Эта новая, легализованная, категория художников была ориентирована на шкалу ценностей и конъюнктуру западного “свободного рынка” искусства. Единицам из них удавалось даже и практически получить финансовую оценку по западным меркам, вместе с ней они получали и относительно независимый статус от советских властей и советского табу в искусстве. Это стало тем заразительным примером идеологической свободы при финансовой независимости, который сыграл значительную роль в деле дальнейшего информационно-идеологического развала СССР. Не случайно уже тогда финансовые приоритеты стали постепенно брать верх над идеологическими и у самих властей. Государство все чаще стало стремиться больше к финансовой выгоде, чем к борьбе с проявлениями инакомыслия в искусстве, и со временем признание художника на Западе стало одним из условий признания его и в России.
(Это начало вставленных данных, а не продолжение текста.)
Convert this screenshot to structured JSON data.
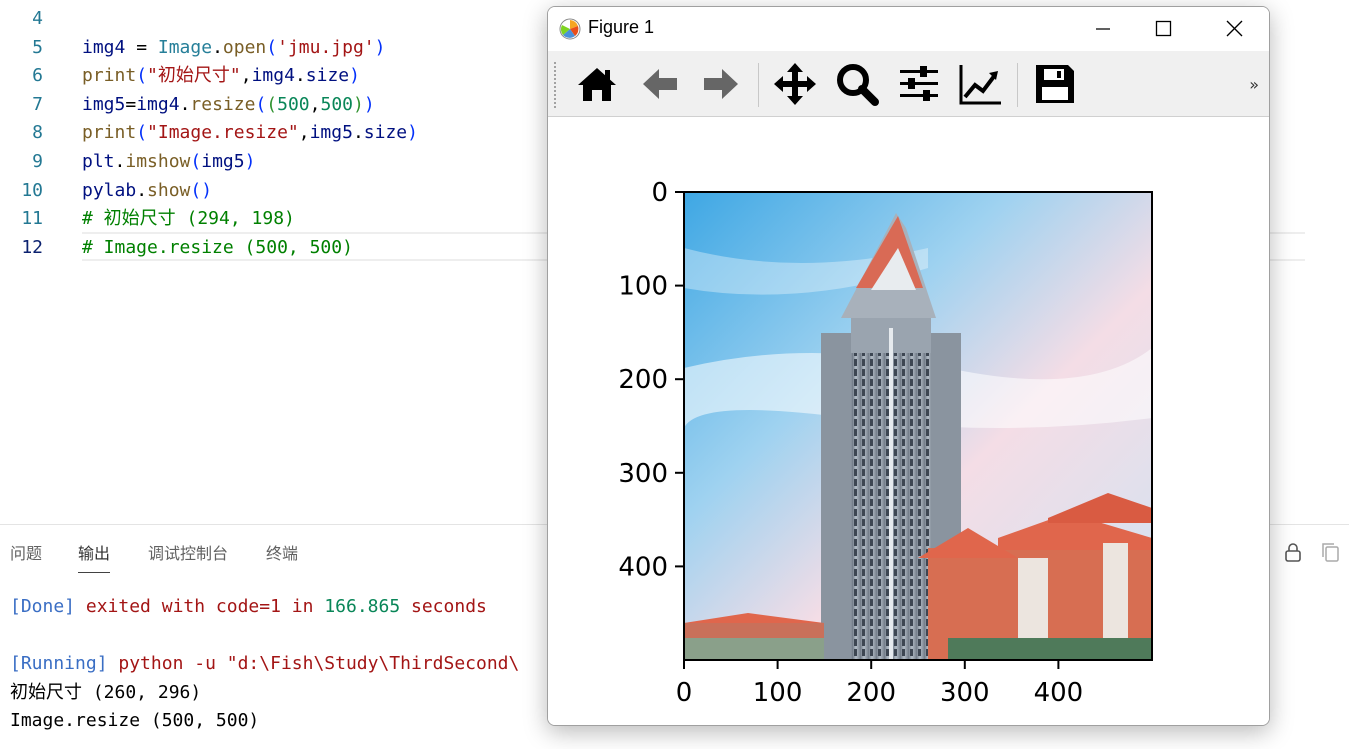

Так сложился своеобразный стандарт. Те из художников, кто мог выехать, стремились на Запад, причем не всегда даже и осознавая — зачем? А нужно им было, как правило, признание ценности их творческой продукции в форме рыночной цены (устойчивой котировки) на “свободном западном рынке”, вместе с которой приобреталась независимость от царившей и давно уже обрыдлой к этому времени идеи “соцреализма”. В головах витал дух “свободы творчества и самовыражения”, гипнотизировала загадочность и непредсказуемость полета конъюнктуры “мирового свободного рынка искусств”, его, казалось бы, идеологическая не скованность и кажущееся разнообразие…

Так пьянит и манит не освоенная еще территория.

4. Новая ситуация

И вот в начале 90-х настал долгожданный момент — российское государство резко повернуло к рыночной системе хозяйствования, открыв границы и отбросив изжившие, недавно безраздельно царившие идеологические доктрины и шаблоны. Теперь экономические и политические западные принципы манифестировались для России как программные цели, потеряв сладость запретного плода. В том числе — и “свободный рынок”.

В этих новых социально-политических и экономических условиях прежняя, советского типа, заинтересованность в идеологическом “управлении” искусством отпала. В результате оказалась отброшенной и господствовавшая в СССР система его финансирования через распределение госбюджетных средств между заказчиком и автором. Рухнула вся прежняя схема включения искусства в государственно-хозяйственный и идеологический механизм, исчез своеобразный “советский несвободный рынок”. Остались только художники, как рыбы на песке, брошенные стремительным отливом. Отечественное изобразительное искусство, его организационно-бюрократические структуры, долгие десятилетия ориентированные на дотации и госзаказ, оказались совершенно не готовы к тому, чтобы понять, каковы должны быть роль и место искусства в системе новых экономических и социальных отношений, как надо решать жизненно важные задачи развития искусства в новых, неожиданных для большинства художников условиях.